It was basically bad decision making by Samsung, as they thought OLED was too immature for TV's because of potential burn in issues...
https://www.reuters.com/article/us-...and-lg-in-the-premium-tv-market-idUSKBN1I24K2
MORE EFFICIENT MANUFACTURING
Samsung Electronics’ decision to base its TV business on LCD technology was made after it took the advice of Samsung Group’s now-defunct Corporate Strategy Office, a source with knowledge of the matter said.
“The office made a suggestion that it would be more profitable to focus on LCDs than switching to less-proven OLED,” said the source, who declined to be named due to the sensitivity of the matter.
The reasons: the TV business was battling falling profits and the company felt LCD technology could be more profitable than high cost OLED, the source said.
The only problem was that around the time this decision was being taken, LG was developing a much more efficient manufacturing process to make OLED screens.

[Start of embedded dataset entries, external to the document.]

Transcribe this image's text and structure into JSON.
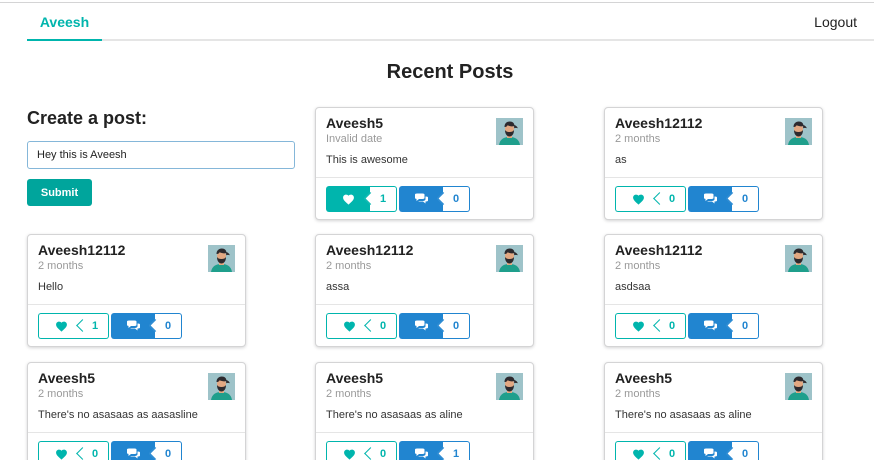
{
  "nav": {
    "brand": "Aveesh",
    "logout": "Logout"
  },
  "page_title": "Recent Posts",
  "create": {
    "title": "Create a post:",
    "input_value": "Hey this is Aveesh",
    "submit": "Submit"
  },
  "posts": [
    {
      "author": "Aveesh5",
      "date": "Invalid date",
      "text": "This is awesome",
      "likes": "1",
      "comments": "0",
      "liked": true
    },
    {
      "author": "Aveesh12112",
      "date": "2 months",
      "text": "as",
      "likes": "0",
      "comments": "0",
      "liked": false
    },
    {
      "author": "Aveesh12112",
      "date": "2 months",
      "text": "Hello",
      "likes": "1",
      "comments": "0",
      "liked": false
    },
    {
      "author": "Aveesh12112",
      "date": "2 months",
      "text": "assa",
      "likes": "0",
      "comments": "0",
      "liked": false
    },
    {
      "author": "Aveesh12112",
      "date": "2 months",
      "text": "asdsaa",
      "likes": "0",
      "comments": "0",
      "liked": false
    },
    {
      "author": "Aveesh5",
      "date": "2 months",
      "text": "There's no asasaas as aasasline",
      "likes": "0",
      "comments": "0",
      "liked": false
    },
    {
      "author": "Aveesh5",
      "date": "2 months",
      "text": "There's no asasaas as aline",
      "likes": "0",
      "comments": "1",
      "liked": false
    },
    {
      "author": "Aveesh5",
      "date": "2 months",
      "text": "There's no asasaas as aline",
      "likes": "0",
      "comments": "0",
      "liked": false
    }
  ],
  "colors": {
    "teal": "#00b5ad",
    "blue": "#2185d0"
  },
  "icons": {
    "like": "heart-icon",
    "comment": "comments-icon",
    "avatar": "avatar"
  }
}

The retail price of a mainstream LG 55-inch OLED TV has dropped to just 3 million won ($2,811) this year from 15 million won ($14,056) in 2013, LG said.
It is not the first time decisions involving Samsung’s Corporate Strategy Office have been questioned. The office was closed after it faced criticism during the political scandal that led to the arrest of the group’s heir Jay Y. Lee last year on charges of bribery and embezzlement. Lee, who denies any wrongdoing, walked out a free man in February after an appeals court suspended his sentence.
Samsung told Reuters the biggest reason it is not making OLED TVs is the issue of screen burn-in, referring to a form of image retention when an image has been on the screen for a long time.
“We concluded that OLED is unfit for large screens, as it can shorten product life when tasked to produce bright images,” said Samsung’s Chu.
LG, though, says on its U.S. website that while burn-in is possible on almost any display, it has addressed the issue through technology that protects against damage to the screen and rectifies short-term problems.
PROFIT FIGURES TELL THE TALE
The struggle’s impact on corporate results became clearer last month. LG said on Thursday its TV division recorded a 77 percent jump in quarterly profit and a record profit margin of 14 percent in the quarter ended in March.
Samsung reported a 32 percent quarterly profit decline last Thursday for its consumer electronics division that sells TVs and home appliances, saying that earnings fell from a year ago, partly because it had changed its lineup and stopped selling some lower and mid-priced TVs.
Sony, whose television business incurred losses totaling 800 billion yen ($7.4 billion) over ten years, swung back to a profit in the year ended in March 2017.
To return to profit, the Japanese company reduced the number of markets around the world in which it sells, diversified suppliers and offered both OLED and LCD screens. It also ditched an LCD joint venture with Samsung.
The strategy paid off. While Sony had just 10.2 percent share in the global TV market last year in dollar terms, it was No. 1 in the premium market. Its operating profit margin reached 10.7 percent in the September-December quarter, according to John Soh, analyst at Shinhan Investment.
The outlook for Samsung in premium TVs could worsen as 71 percent of sales this year are expected to be OLED TVs, up from 51 percent last year, according to IHS.
And this is all happening with the 2018 FIFA World Cup starting in June. The month-long soccer competition, which is being held in Russia this year, is consistently the most watched TV event in the world and provides TV makers with a great opportunity to boost sales.
Choong Hoon Yi, head of UBI Research and a former Samsung display engineer, said that it now “looks like Samsung made a mistake” though it did not seem a blunder at the time, as Samsung considered the OLED technology too immature.
When asked about whether it plans to restart OLED TV production and sales, Samsung said that it will lead the premium market by focusing on QLED and micro-LED technology, which uses miniature light emitting diodes to improve picture quality. “There’s no change (in our strategy),” Jonghee Han, President of Samsung’s TV business told reporters last month.
Some display analysts say all might not be lost as Samsung can fight back on price. Initially the U.S. price for Samsung’s mid-range Q7F 55-inch QLED TV in 2018 was $1,900, down from $2,500 last year, according to online channels. Meanwhile the initial price for LG’s 55-inch C7 OLED TV was $3,500 in 2017 but the corresponding C8 started at $2,500 this year.
“Our goal is not to be No. 1 for x-number of consecutive years, but No. 1 forever,” Samsung’s Han said.